Bob relies on his POS system to keep track of incoming orders and what his specific customers order over time, as well as important financial details, sales trends, ingredient inventories, profitability by menu item, etc. After contacting his POS provider for recommendations, Bob chose an app company whose product was already compatible with his POS system.
Dan chose both a customized smartphone app and a separate customized “Order Online Now” page linked to his restaurant’s website. Because Bob delivers business lunches to nearby companies, he wanted to give mobile customers the ability to pre-order future food deliveries for a specific day and time up to a week in advance. Prior to mobile ordering, local businesses could make this type of arrangement only by telephoning during “normal business hours.”
But through his app, Bob’s mobile customers can now view his available delivery hours, pre-schedule and pay for their detailed order, and know that it will reliably arrive when and where they need it. Better yet, they can place that order whenever it is most convenient for them, 24 hours a day.

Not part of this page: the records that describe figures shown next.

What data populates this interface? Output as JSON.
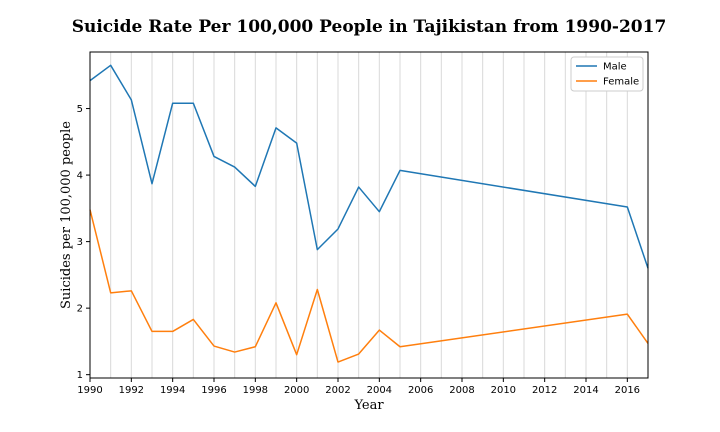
{
  "chart_data": {
    "type": "line",
    "title": "Suicide Rate Per 100,000 People in Tajikistan from 1990-2017",
    "xlabel": "Year",
    "ylabel": "Suicides per 100,000 people",
    "xlim": [
      1990,
      2017
    ],
    "ylim": [
      0.95,
      5.85
    ],
    "x_ticks": [
      1990,
      1992,
      1994,
      1996,
      1998,
      2000,
      2002,
      2004,
      2006,
      2008,
      2010,
      2012,
      2014,
      2016
    ],
    "y_ticks": [
      1,
      2,
      3,
      4,
      5
    ],
    "grid": "vertical",
    "legend_position": "top-right",
    "series": [
      {
        "name": "Male",
        "color": "#1f77b4",
        "x": [
          1990,
          1991,
          1992,
          1993,
          1994,
          1995,
          1996,
          1997,
          1998,
          1999,
          2000,
          2001,
          2002,
          2003,
          2004,
          2005,
          2016,
          2017
        ],
        "values": [
          5.42,
          5.65,
          5.13,
          3.87,
          5.08,
          5.08,
          4.28,
          4.12,
          3.83,
          4.71,
          4.48,
          2.88,
          3.19,
          3.82,
          3.45,
          4.07,
          3.52,
          2.6
        ]
      },
      {
        "name": "Female",
        "color": "#ff7f0e",
        "x": [
          1990,
          1991,
          1992,
          1993,
          1994,
          1995,
          1996,
          1997,
          1998,
          1999,
          2000,
          2001,
          2002,
          2003,
          2004,
          2005,
          2016,
          2017
        ],
        "values": [
          3.48,
          2.23,
          2.26,
          1.65,
          1.65,
          1.83,
          1.43,
          1.34,
          1.42,
          2.08,
          1.3,
          2.28,
          1.19,
          1.31,
          1.67,
          1.42,
          1.91,
          1.47
        ]
      }
    ]
  }
}
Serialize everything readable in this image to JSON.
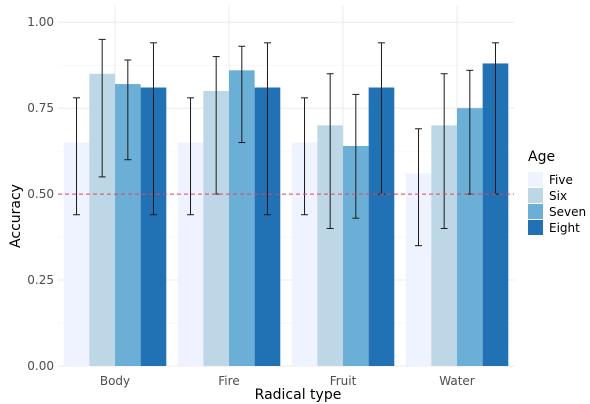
{
  "chart_data": {
    "type": "bar",
    "xlabel": "Radical type",
    "ylabel": "Accuracy",
    "categories": [
      "Body",
      "Fire",
      "Fruit",
      "Water"
    ],
    "ylim": [
      0,
      1.05
    ],
    "yticks": [
      "0.00",
      "0.25",
      "0.50",
      "0.75",
      "1.00"
    ],
    "legend_title": "Age",
    "legend_position": "right",
    "grid": true,
    "reference_line": {
      "y": 0.5,
      "style": "dashed",
      "color": "#e0485e"
    },
    "series": [
      {
        "name": "Five",
        "color": "#eff3ff",
        "values": [
          0.65,
          0.65,
          0.65,
          0.56
        ],
        "err_low": [
          0.44,
          0.44,
          0.44,
          0.35
        ],
        "err_high": [
          0.78,
          0.78,
          0.78,
          0.69
        ]
      },
      {
        "name": "Six",
        "color": "#bdd7e7",
        "values": [
          0.85,
          0.8,
          0.7,
          0.7
        ],
        "err_low": [
          0.55,
          0.5,
          0.4,
          0.4
        ],
        "err_high": [
          0.95,
          0.9,
          0.85,
          0.85
        ]
      },
      {
        "name": "Seven",
        "color": "#6baed6",
        "values": [
          0.82,
          0.86,
          0.64,
          0.75
        ],
        "err_low": [
          0.6,
          0.65,
          0.43,
          0.5
        ],
        "err_high": [
          0.89,
          0.93,
          0.79,
          0.86
        ]
      },
      {
        "name": "Eight",
        "color": "#2171b5",
        "values": [
          0.81,
          0.81,
          0.81,
          0.88
        ],
        "err_low": [
          0.44,
          0.44,
          0.5,
          0.5
        ],
        "err_high": [
          0.94,
          0.94,
          0.94,
          0.94
        ]
      }
    ]
  }
}
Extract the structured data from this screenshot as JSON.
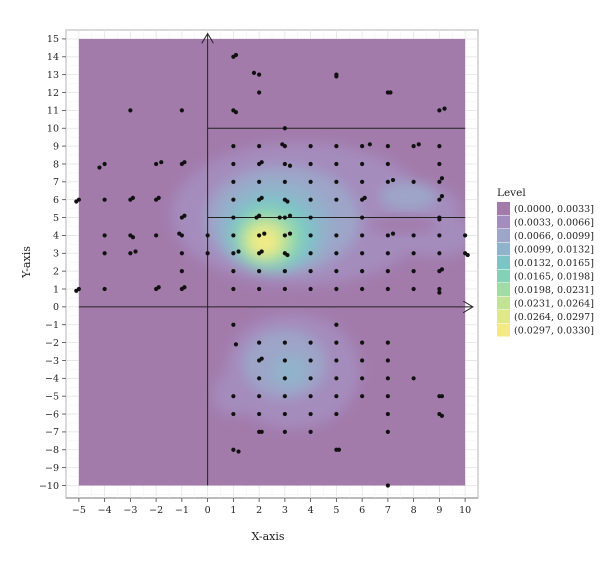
{
  "chart_data": {
    "type": "scatter",
    "subtype": "density-contour",
    "title": "",
    "xlabel": "X-axis",
    "ylabel": "Y-axis",
    "xlim": [
      -5.5,
      10.5
    ],
    "ylim": [
      -10.7,
      15.5
    ],
    "density_region": {
      "x": [
        -5,
        10
      ],
      "y": [
        -10,
        15
      ]
    },
    "x_ticks": [
      -5,
      -4,
      -3,
      -2,
      -1,
      0,
      1,
      2,
      3,
      4,
      5,
      6,
      7,
      8,
      9,
      10
    ],
    "x_tick_labels": [
      "−5",
      "−4",
      "−3",
      "−2",
      "−1",
      "0",
      "1",
      "2",
      "3",
      "4",
      "5",
      "6",
      "7",
      "8",
      "9",
      "10"
    ],
    "y_ticks": [
      -10,
      -9,
      -8,
      -7,
      -6,
      -5,
      -4,
      -3,
      -2,
      -1,
      0,
      1,
      2,
      3,
      4,
      5,
      6,
      7,
      8,
      9,
      10,
      11,
      12,
      13,
      14,
      15
    ],
    "y_tick_labels": [
      "−10",
      "−9",
      "−8",
      "−7",
      "−6",
      "−5",
      "−4",
      "−3",
      "−2",
      "−1",
      "0",
      "1",
      "2",
      "3",
      "4",
      "5",
      "6",
      "7",
      "8",
      "9",
      "10",
      "11",
      "12",
      "13",
      "14",
      "15"
    ],
    "grid": true,
    "reference_lines": [
      {
        "orientation": "vertical",
        "x": 0,
        "from": -10,
        "to": 15.3,
        "arrow": true
      },
      {
        "orientation": "horizontal",
        "y": 0,
        "from": -5,
        "to": 10.3,
        "arrow": true
      },
      {
        "orientation": "horizontal",
        "y": 10,
        "from": 0,
        "to": 10
      },
      {
        "orientation": "horizontal",
        "y": 5,
        "from": 0,
        "to": 10
      }
    ],
    "legend": {
      "title": "Level",
      "position": "right",
      "entries": [
        {
          "label": "(0.0000, 0.0033]",
          "color": "#a27bab"
        },
        {
          "label": "(0.0033, 0.0066]",
          "color": "#a48cbd"
        },
        {
          "label": "(0.0066, 0.0099]",
          "color": "#9da5c8"
        },
        {
          "label": "(0.0099, 0.0132]",
          "color": "#91b2cb"
        },
        {
          "label": "(0.0132, 0.0165]",
          "color": "#7dc4c7"
        },
        {
          "label": "(0.0165, 0.0198]",
          "color": "#86d0b8"
        },
        {
          "label": "(0.0198, 0.0231]",
          "color": "#a2dba6"
        },
        {
          "label": "(0.0231, 0.0264]",
          "color": "#c2e395"
        },
        {
          "label": "(0.0264, 0.0297]",
          "color": "#dfe989"
        },
        {
          "label": "(0.0297, 0.0330]",
          "color": "#f3ea86"
        }
      ]
    },
    "point_color": "#111111",
    "points": [
      [
        1,
        14
      ],
      [
        1.1,
        14.1
      ],
      [
        1.8,
        13.1
      ],
      [
        2,
        13
      ],
      [
        5,
        13
      ],
      [
        5,
        12.9
      ],
      [
        2,
        12
      ],
      [
        7,
        12
      ],
      [
        7.1,
        12
      ],
      [
        -3,
        11
      ],
      [
        -1,
        11
      ],
      [
        1,
        11
      ],
      [
        1.1,
        10.9
      ],
      [
        9,
        11
      ],
      [
        9.2,
        11.1
      ],
      [
        3,
        10
      ],
      [
        1,
        9
      ],
      [
        2,
        9
      ],
      [
        3,
        9
      ],
      [
        4,
        9
      ],
      [
        5,
        9
      ],
      [
        6,
        9
      ],
      [
        6.3,
        9.1
      ],
      [
        7,
        9
      ],
      [
        8,
        9
      ],
      [
        8.2,
        9.1
      ],
      [
        9,
        9
      ],
      [
        2.9,
        9.1
      ],
      [
        -4,
        8
      ],
      [
        -4.2,
        7.8
      ],
      [
        -2,
        8
      ],
      [
        -1.8,
        8.1
      ],
      [
        -1,
        8
      ],
      [
        -0.9,
        8.1
      ],
      [
        1,
        8
      ],
      [
        2,
        8
      ],
      [
        2.1,
        8.1
      ],
      [
        3,
        8
      ],
      [
        3.2,
        7.9
      ],
      [
        4,
        8
      ],
      [
        5,
        8
      ],
      [
        6,
        8
      ],
      [
        7,
        8
      ],
      [
        9,
        8
      ],
      [
        1,
        7
      ],
      [
        2,
        7
      ],
      [
        3,
        7
      ],
      [
        4,
        7
      ],
      [
        5,
        7
      ],
      [
        6,
        7
      ],
      [
        7,
        7
      ],
      [
        7.2,
        7.1
      ],
      [
        8,
        7
      ],
      [
        9,
        7
      ],
      [
        9.1,
        7.2
      ],
      [
        -5,
        6
      ],
      [
        -5.1,
        5.9
      ],
      [
        -4,
        6
      ],
      [
        -3,
        6
      ],
      [
        -2.9,
        6.1
      ],
      [
        -2,
        6
      ],
      [
        -1.9,
        6.1
      ],
      [
        1,
        6
      ],
      [
        2,
        6
      ],
      [
        2.1,
        6.1
      ],
      [
        3,
        6
      ],
      [
        3.1,
        5.9
      ],
      [
        4,
        6
      ],
      [
        5,
        6
      ],
      [
        6,
        6
      ],
      [
        6.1,
        6.1
      ],
      [
        9,
        6
      ],
      [
        9.1,
        6.2
      ],
      [
        -1,
        5
      ],
      [
        -0.9,
        5.1
      ],
      [
        1,
        5
      ],
      [
        1.9,
        5
      ],
      [
        2,
        5.1
      ],
      [
        2.8,
        5
      ],
      [
        3,
        5
      ],
      [
        3.2,
        5.1
      ],
      [
        4,
        5
      ],
      [
        6,
        5
      ],
      [
        9,
        5
      ],
      [
        9,
        4.9
      ],
      [
        -4,
        4
      ],
      [
        -3,
        4
      ],
      [
        -2.9,
        3.9
      ],
      [
        -2,
        4
      ],
      [
        -1,
        4
      ],
      [
        -1.1,
        4.1
      ],
      [
        0,
        4
      ],
      [
        1,
        4
      ],
      [
        2,
        4
      ],
      [
        2.2,
        4.1
      ],
      [
        3,
        4
      ],
      [
        3.2,
        4.1
      ],
      [
        4,
        4
      ],
      [
        5,
        4
      ],
      [
        6,
        4
      ],
      [
        7,
        4
      ],
      [
        7.2,
        4.1
      ],
      [
        8,
        4
      ],
      [
        9,
        4
      ],
      [
        10,
        4
      ],
      [
        -4,
        3
      ],
      [
        -3,
        3
      ],
      [
        -2.8,
        3.1
      ],
      [
        -1,
        3
      ],
      [
        0,
        3
      ],
      [
        1,
        3
      ],
      [
        1.2,
        3.1
      ],
      [
        2,
        3
      ],
      [
        2.1,
        3.1
      ],
      [
        3,
        3
      ],
      [
        3.1,
        2.9
      ],
      [
        4,
        3
      ],
      [
        5,
        3
      ],
      [
        6,
        3
      ],
      [
        7,
        3
      ],
      [
        8,
        3
      ],
      [
        9,
        3
      ],
      [
        10,
        3
      ],
      [
        10.1,
        2.9
      ],
      [
        -1,
        2
      ],
      [
        1,
        2
      ],
      [
        2,
        2
      ],
      [
        3,
        2
      ],
      [
        4,
        2
      ],
      [
        5,
        2
      ],
      [
        6,
        2
      ],
      [
        7,
        2
      ],
      [
        8,
        2
      ],
      [
        9,
        2
      ],
      [
        9.1,
        2.1
      ],
      [
        -5,
        1
      ],
      [
        -5.1,
        0.9
      ],
      [
        -4,
        1
      ],
      [
        -2,
        1
      ],
      [
        -1.9,
        1.1
      ],
      [
        -1,
        1
      ],
      [
        -0.9,
        1.1
      ],
      [
        1,
        1
      ],
      [
        2,
        1
      ],
      [
        3,
        1
      ],
      [
        4,
        1
      ],
      [
        5,
        1
      ],
      [
        6,
        1
      ],
      [
        7,
        1
      ],
      [
        8,
        1
      ],
      [
        9,
        1
      ],
      [
        9,
        0.8
      ],
      [
        1,
        -1
      ],
      [
        5,
        -1
      ],
      [
        2,
        -2
      ],
      [
        3,
        -2
      ],
      [
        4,
        -2
      ],
      [
        5,
        -2
      ],
      [
        6,
        -2
      ],
      [
        7,
        -2
      ],
      [
        1.1,
        -2.1
      ],
      [
        2,
        -3
      ],
      [
        2.1,
        -2.9
      ],
      [
        3,
        -3
      ],
      [
        4,
        -3
      ],
      [
        5,
        -3
      ],
      [
        6,
        -3
      ],
      [
        7,
        -3
      ],
      [
        2,
        -4
      ],
      [
        3,
        -4
      ],
      [
        4,
        -4
      ],
      [
        5,
        -4
      ],
      [
        6,
        -4
      ],
      [
        7,
        -4
      ],
      [
        8,
        -4
      ],
      [
        1,
        -5
      ],
      [
        2,
        -5
      ],
      [
        3,
        -5
      ],
      [
        4,
        -5
      ],
      [
        5,
        -5
      ],
      [
        6,
        -5
      ],
      [
        7,
        -5
      ],
      [
        9,
        -5
      ],
      [
        9.1,
        -5
      ],
      [
        1,
        -6
      ],
      [
        2,
        -6
      ],
      [
        3,
        -6
      ],
      [
        4,
        -6
      ],
      [
        5,
        -6
      ],
      [
        7,
        -6
      ],
      [
        9,
        -6
      ],
      [
        9.1,
        -6.1
      ],
      [
        2,
        -7
      ],
      [
        2.1,
        -7
      ],
      [
        3,
        -7
      ],
      [
        4,
        -7
      ],
      [
        7,
        -7
      ],
      [
        1,
        -8
      ],
      [
        1.2,
        -8.1
      ],
      [
        5,
        -8
      ],
      [
        5.1,
        -8
      ],
      [
        7,
        -10
      ]
    ]
  }
}
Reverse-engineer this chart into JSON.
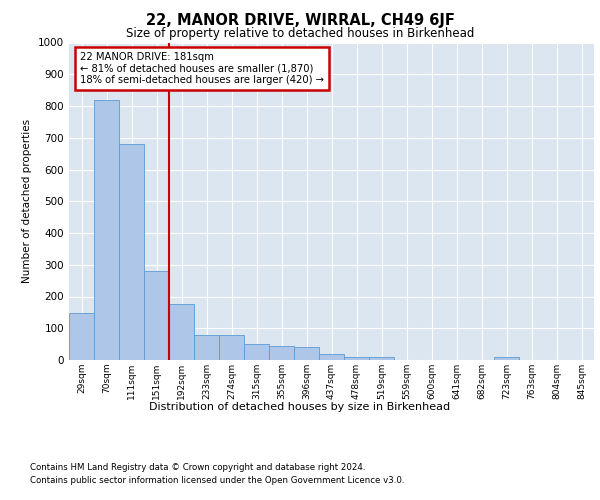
{
  "title": "22, MANOR DRIVE, WIRRAL, CH49 6JF",
  "subtitle": "Size of property relative to detached houses in Birkenhead",
  "xlabel": "Distribution of detached houses by size in Birkenhead",
  "ylabel": "Number of detached properties",
  "categories": [
    "29sqm",
    "70sqm",
    "111sqm",
    "151sqm",
    "192sqm",
    "233sqm",
    "274sqm",
    "315sqm",
    "355sqm",
    "396sqm",
    "437sqm",
    "478sqm",
    "519sqm",
    "559sqm",
    "600sqm",
    "641sqm",
    "682sqm",
    "723sqm",
    "763sqm",
    "804sqm",
    "845sqm"
  ],
  "values": [
    148,
    820,
    680,
    280,
    175,
    78,
    78,
    50,
    45,
    40,
    20,
    10,
    10,
    0,
    0,
    0,
    0,
    8,
    0,
    0,
    0
  ],
  "bar_color": "#aec6e8",
  "bar_edge_color": "#5b9bd5",
  "annotation_text": "22 MANOR DRIVE: 181sqm\n← 81% of detached houses are smaller (1,870)\n18% of semi-detached houses are larger (420) →",
  "annotation_box_color": "#ffffff",
  "annotation_box_edge": "#cc0000",
  "line_color": "#cc0000",
  "ylim": [
    0,
    1000
  ],
  "yticks": [
    0,
    100,
    200,
    300,
    400,
    500,
    600,
    700,
    800,
    900,
    1000
  ],
  "background_color": "#dce6f0",
  "footnote1": "Contains HM Land Registry data © Crown copyright and database right 2024.",
  "footnote2": "Contains public sector information licensed under the Open Government Licence v3.0."
}
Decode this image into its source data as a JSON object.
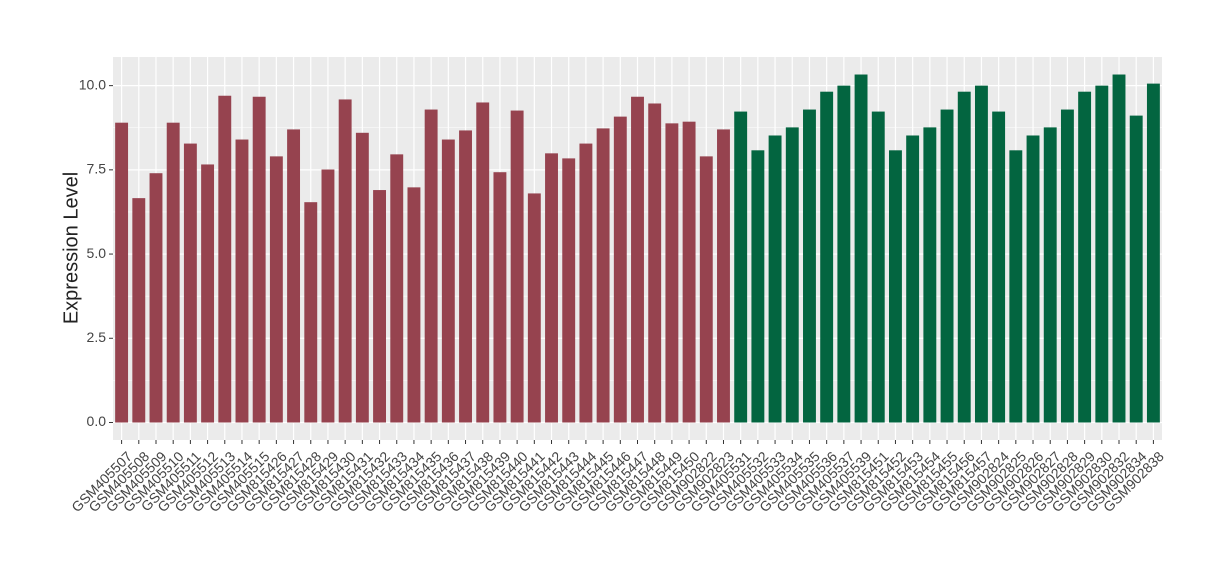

Getting started cost Bob about $1,000 to have his menu and app customized. Bob then pays a flat monthly fee of roughly $50, no matter how many orders he gets. However, Bob views that monthly expense as just another “cost of doing business” which has allowed him to add new, younger “millennial” patrons, as well as busy, older professionals, accustomed to mobile ordering.
As a bonus, Bob finds that his mobile orders are bigger on average than those received by telephone, perhaps because customers can take their time perusing his online menu instead of having to order a few favorite items from memory over the phone.
Bob says, “Big pizza chains spent millions figuring out this technology and now many customers prefer ordering that way. Capitalize on the chains’ huge investment by making it work for your business too!” Bravo!